All these facts are undisputed, even to the point where the rigorously research-based Amnesty International has taken up the cause of the Mapuche peoples. So, the Catalonian company’s desire to bring yet-another injustice to the attention of the local public and its invited critics such as myself is an excellent and honestly humanitarian act.

Two actors produce the entire show, each delivering long monologues that report on the evolution of the fight especially between the Benetton empire and the native people. Benetton was chosen as the focus, although a surprisingly long list of Hollywood stars, including Jane Fonda whom we associate with leftist protest acts, are property owners in Patagonia and therefore infringe on Mapuche territorial rights.

Apart from the story itself, familiar in its rhetoric, alas – think the American and Canadian Indian tribes – if new in its geophysical location, was delivered in Spanish with Portuguese surtitles.

The two actors choose to dramatize their story of neo-colonial brutality fuelled by the greed of wealthy private individuals by building on stage a miniature mock-up of the Patagonian landscape. As they deliver their lines in an unemotional narrative style, they erect first a tepee-type native village which transforms into an Andes Mountain range using interlocking reddish sticks and then they add green circular foam objects on a tripod of stilts meant to represent a more western village bordered by conical objects intended to represent a dense forest. The audience’s interest is maintained, but certainly the actors did not perform for an oppositional audience and besides we were all locked in a theatre. Since I personally have initiated a practical research project on how to intensify the efficacy of street theatre in portraying public issues, I couldn’t help but ask myself how many spectators the duo would have if Tierras del Sud were performed on some busy plaza or market square. Not many, I suspect. The actors are far more earnest than compellingly dramatic.

How I longed to see the two actors interact – perhaps symbolically stage a conflict rather than merely report on one! Let Txalo pull Liada’s hair, or more dramatically perhaps have her pull his hair, thereby dramatizing the 2017 scene of suppression that they mention and that Amnesty International reports on when Argentinian security forces used violence against the Pu Lof community of the Mapuches.

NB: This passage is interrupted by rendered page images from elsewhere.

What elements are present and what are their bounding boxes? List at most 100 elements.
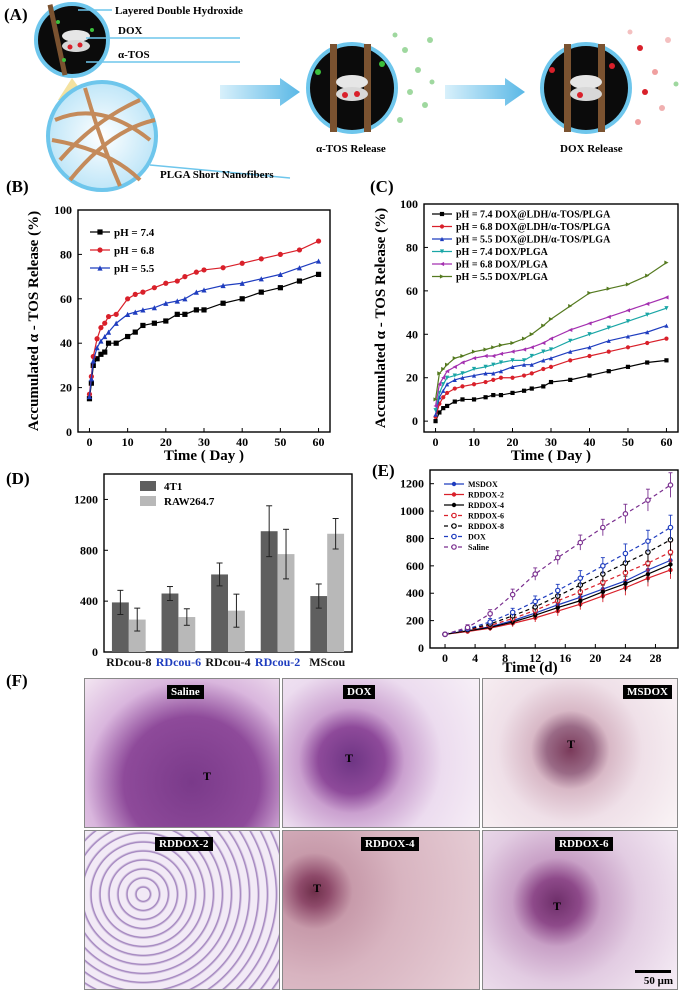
nanofiber-mesh-icon <box>51 87 156 187</box>
y-tick-label: 1000 <box>400 504 424 518</box>
y-tick-label: 0 <box>412 414 418 428</box>
histology-tile-saline: Saline T <box>84 678 280 828</box>
data-point <box>529 332 534 337</box>
data-point <box>452 356 457 361</box>
data-point <box>625 282 631 287</box>
data-point <box>510 390 515 396</box>
tumor-marker: T <box>203 769 212 783</box>
dox-dot-icon <box>77 42 83 48</box>
histology-tag: MSDOX <box>623 685 672 699</box>
data-point <box>460 353 465 359</box>
panel-label-f: (F) <box>6 671 28 690</box>
legend-label: pH = 6.8 <box>114 245 155 257</box>
data-point <box>94 356 100 362</box>
data-point <box>555 605 560 610</box>
category-label: MScou <box>309 655 345 669</box>
data-point <box>125 333 131 340</box>
data-point <box>94 345 100 351</box>
data-point <box>483 364 488 369</box>
data-point <box>645 301 650 306</box>
data-point <box>491 353 496 359</box>
data-point <box>433 403 438 409</box>
data-point <box>606 369 611 374</box>
data-point <box>277 285 283 291</box>
bar <box>277 554 295 652</box>
data-point <box>498 343 504 348</box>
data-point <box>645 538 651 545</box>
data-point <box>529 345 534 350</box>
data-point <box>668 562 673 567</box>
y-tick-label: 80 <box>60 247 72 261</box>
arrow-icon <box>445 78 525 106</box>
data-point <box>102 320 108 326</box>
y-tick-label: 800 <box>80 543 98 557</box>
data-point <box>86 393 93 400</box>
histology-tile-rddox-4: RDDOX-4 T <box>282 830 480 990</box>
data-point <box>587 353 592 359</box>
data-point <box>220 300 226 306</box>
legend-marker <box>451 533 457 540</box>
legend-label: pH = 5.5 DOX/PLGA <box>456 272 549 283</box>
bar <box>161 593 179 652</box>
y-tick-label: 100 <box>54 203 72 217</box>
data-point <box>444 369 450 374</box>
data-point <box>529 353 534 359</box>
chart-e-ticks: 0 4 8 12 16 20 24 28 0 200 400 600 800 1000 1200 <box>400 477 661 665</box>
dox-dot-icon <box>67 44 73 50</box>
data-point <box>498 375 504 380</box>
data-point <box>315 271 322 277</box>
legend-marker <box>97 265 103 271</box>
x-tick-label: 10 <box>122 435 134 449</box>
x-tick-label: 28 <box>649 651 661 665</box>
chart-c-series <box>433 260 669 424</box>
data-point <box>151 305 157 311</box>
x-tick-label: 60 <box>660 435 672 449</box>
y-tick-label: 40 <box>406 327 418 341</box>
data-point <box>554 587 561 594</box>
data-point <box>444 382 450 387</box>
data-point <box>444 375 450 380</box>
data-point <box>521 358 527 363</box>
data-point <box>442 631 448 638</box>
data-point <box>587 321 592 326</box>
data-point <box>529 386 534 391</box>
data-point <box>578 598 583 603</box>
x-tick-label: 12 <box>529 651 541 665</box>
arrow-icon <box>220 78 300 106</box>
histology-tag: RDDOX-2 <box>155 837 213 851</box>
label-dox: DOX <box>118 25 143 37</box>
data-point <box>532 598 539 605</box>
data-point <box>606 349 611 354</box>
chart-e: (E) 0 4 8 12 16 20 24 28 0 200 400 600 800 1000 1200 M… <box>372 461 679 676</box>
panel-label-e: (E) <box>372 461 395 480</box>
data-point <box>174 298 180 304</box>
legend-label: RDDOX-4 <box>468 501 504 510</box>
data-point <box>548 347 554 352</box>
data-point <box>90 358 96 364</box>
data-point <box>113 311 119 317</box>
bar <box>228 610 245 652</box>
data-point <box>113 320 119 326</box>
chart-b-ticks: 0 10 20 30 40 50 60 0 20 40 60 80 100 <box>54 203 325 449</box>
data-point <box>667 524 674 531</box>
data-point <box>541 340 546 346</box>
x-tick-label: 8 <box>502 651 508 665</box>
legend-marker <box>439 211 445 217</box>
data-point <box>521 362 527 367</box>
data-point <box>510 349 515 354</box>
x-tick-label: 50 <box>622 435 634 449</box>
data-point <box>483 371 488 376</box>
data-point <box>182 311 188 317</box>
y-tick-label: 60 <box>60 292 72 306</box>
data-point <box>600 589 606 595</box>
panel-a-schematic: (A) Layered Double Hydroxide DOX α-TOS P… <box>4 2 679 192</box>
data-point <box>437 371 442 376</box>
data-point <box>239 280 245 286</box>
data-point <box>521 373 527 378</box>
legend-marker <box>451 544 457 550</box>
tumor-marker: T <box>313 881 322 895</box>
tos-dot-icon <box>56 20 60 24</box>
histology-tile-rddox-6: RDDOX-6 T 50 μm <box>482 830 678 990</box>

Let us see the Benneton sales posters of their “United Colours” in all their implicit racism rather than instead showing grainy black and white anthropological research-style photos of indigenous people that pose the natives as if they were wax statues. Above all, let the one most dramatic artefact used during performance – nudity – be used in full cognizance of its power and significance. When Liada drops her tank top to replicate the photo of a native teenager shown during their exposé, she means the audience to understand that the original model was violated, her modesty insulted. But I am not convinced that exposing us to a few minutes of partial nudity on stage compensates in dramatic impact for the low-key documentary style that prevails, especially given that we haven’t access to the historical girl’s attitude towards being photographed semi-nude. Nor were we able to discern the actor’s attitude towards semi-nudity. What I did see was a woman, Liada, not an actress, standing a bit too still, looking a bit too defiant; certainly not particularly happy to be acting the part.

The challenge of presenting drama dealing with human rights violations in such a way that audiences are enlightened and engaged has been tackled by Tierras del Sud but is not resolved. The struggle continues in the search for an honest, factual, and morally convincing performance style that pleads the cause of justice.